«Отвернись!» – неожиданно приказала мне она серьезным голосом, не терпящим ослушания, и я отвернулся к открытому окну. В самом низу, на дне, лежало Сараево – светящееся покрывало. Как будто все светлячки мира опустились этой ночью в котловину; почти живая ткань трепетала светом, и оттуда доносился приглушенный шум. Где-то далеко раздавались свистки поездов, уходящих в ночь. Я стоял, завороженный видом светлой колыбели, в которой я был рожден и укачан, желая, словно Питер Пен, оттолкнуться от подоконника и взлететь над городом. Я слышал скрип дверец шкафа и шуршание упавшего к ее ногам полотняного платья; тут же мою поясницу охватили две голые руки, которые принялись расстегивать сначала ремень на брюках, а потом пуговицы на летней рубашке. Впервые в жизни меня раздевала женщина. Мы стояли нагие над мерцающим городом, поеживаясь от возбуждения и холодного ночного воздуха, и тут комнатку и ночь вокруг заброшенной станции, словно звонкий любовный гимн, наполнил полуночный бой многочисленных стенных часов, которые ремонтировал Верин отец. Больше мне ни разу не доводилось слушать композицию, равную по звучанию «Лету» Вивальди из «Четырех времен года»: часы последовательно запаздывали с боем, и те, что помельче, напоминающие звуком звон треугольников, плели Моцартовы кружева, опираясь на прочную основу тех, что были, похоже, размером побольше, которые, отзвонив, дольше наполняли воздух тяжелым гулом почти кафедральных колоколов. И в самом деле, в разгаре этой волшебной ночи часы Вериного отца разбудили большие колокола Кафедрального собора, а затем и более слабые, православные звуки колоколов старой церкви в Башчаршии.

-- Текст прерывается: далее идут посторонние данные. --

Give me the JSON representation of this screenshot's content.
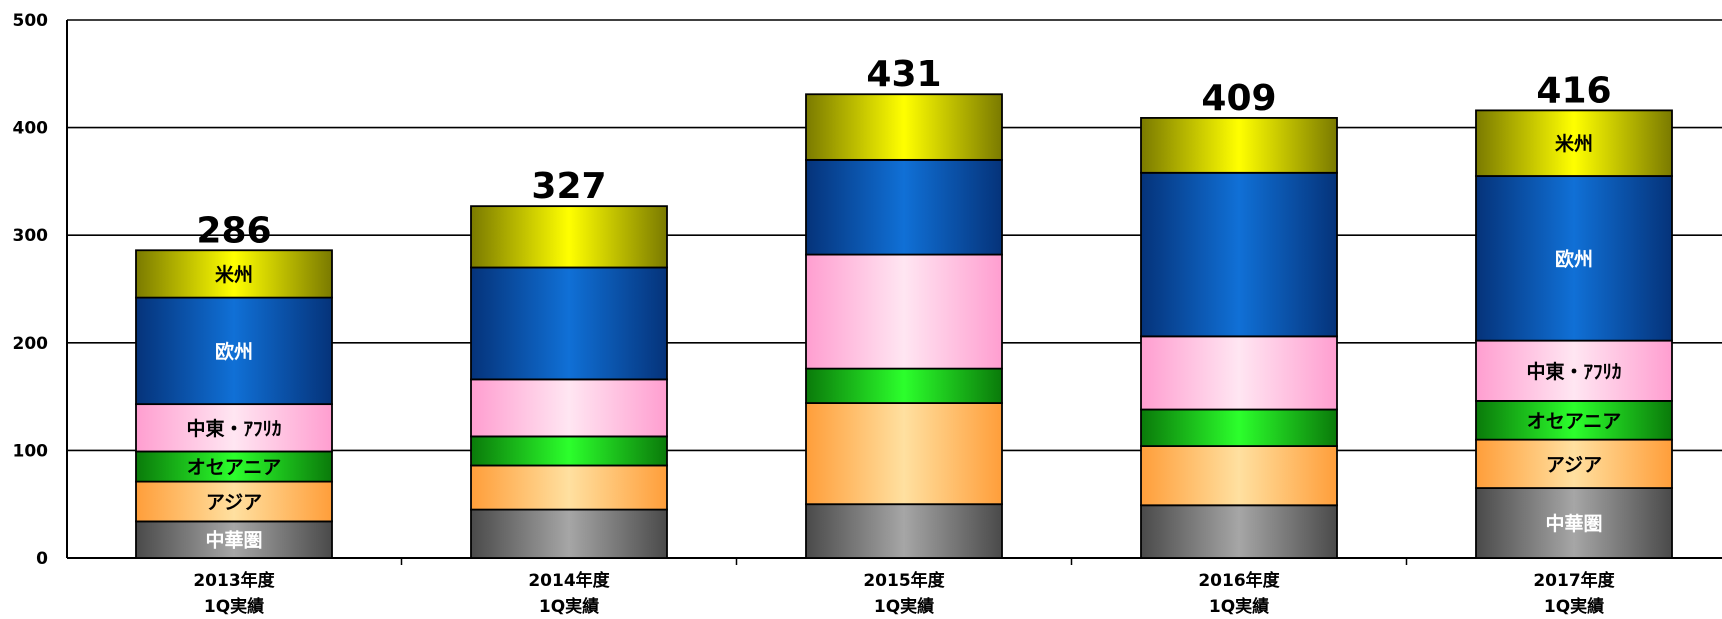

Я ощутил на теле ее чувствительные влажные губы и выступающие зубки, которые опускались в поцелуе все ниже и ниже. Бестелесная, почти невесомая, трепещущий символ нежности, она оседлала мое опустившееся на пол тело. Я провалился во влагу, мрак и сладкую боль. В светлой раме окна я видел только ее, казалось, бесполое, ритмично движущееся тело. Я вспомнил, что сказал ей старый психиатр, доктор Неджо, впервые увидев ее за нашим столом: «Вы, моя дорогая, пурильный тип, пробуждающий у мужчин латентные гомосексуальные наклонности!».

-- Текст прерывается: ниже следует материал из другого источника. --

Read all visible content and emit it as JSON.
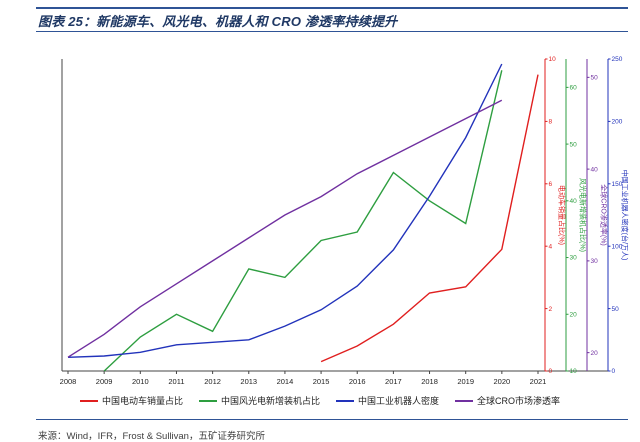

Она стонала с закрытыми глазами, а по щекам стекали крупные слезы и капали мне на живот. Сквозь ее тихий стон из-за стены доносились глухие причитания сумасшедшей тетки: «Господи Боже мой, Господи Боже мой, Господи Боже мой…» Вера, похоже, в экстазе совсем не слышала их. Мы лежали голые на узкой постели, укрывшись болезненным сернистым лунным светом как одеялом, когда этот полуночный концерт стенных часов закончился, и после него остались только приглушенные стоны и причитания больной тетки в соседней комнате. Наши тела, скользкие от слез и пота, кроме пьянящего запаха молодой кожи несли привкус кровосмешения, редкостного чувства грешных брата и сестры, занявшихся любовью, и все это сложилось ночью в необыкновенную гамму.
Никогда не думал, что это свершится со мною впервые в жизни в таком жалком месте, пропахшем нищетой, в комнатке заброшенной железнодорожной станции Бистрик, над ржавыми рельсами, ведущими в никуда, что это случится таким вот образом и с такой девчонкой, которую я совсем не желал. Конечно, я, как и все прочие, мечтал о красавице с пышной грудью и длинными густыми волосами, хотя такие меня даже и не замечали, и вот на тебе, пришпоривая костистыми коленями, на мне скакала похожая на арапчонка девушка, с короткими кудрявыми волосами и плоской грудью. Я чувствовал под ладонями ребра ее тощего тела, а ключицы выпирали, словно каркас обтянутой кожей эскимосской лодки. И уж совсем мне в голову не приходило, что много лет спустя именно такой тип женщин войдет в моду, изгнав из нее пышные формы.
Есть в жизни такие старинные друзья, с которыми ты связан почти родственными чувствами, и вдруг в один прекрасный момент, наверняка определенный звездами, эти чувства разом переходят в греховный инцест, в страсть, которая не может сравниться даже с самыми горячими привычными увлечениями. Покров долгой дружбы и все табу трещат по швам – и рождается настоящее чудо, при чем я и присутствовал в ту давнюю ночь, хотя и не осознавал этого.
Вера опять велела мне закрыть глаза и засунула в маленький ящичек столика у окна свою детскую ладошку.
«Теперь можешь открыть», – сказала она, и на протянутой ладони я увидел два картонных билета, на который стояло: «Сараево – Париж». Только туда.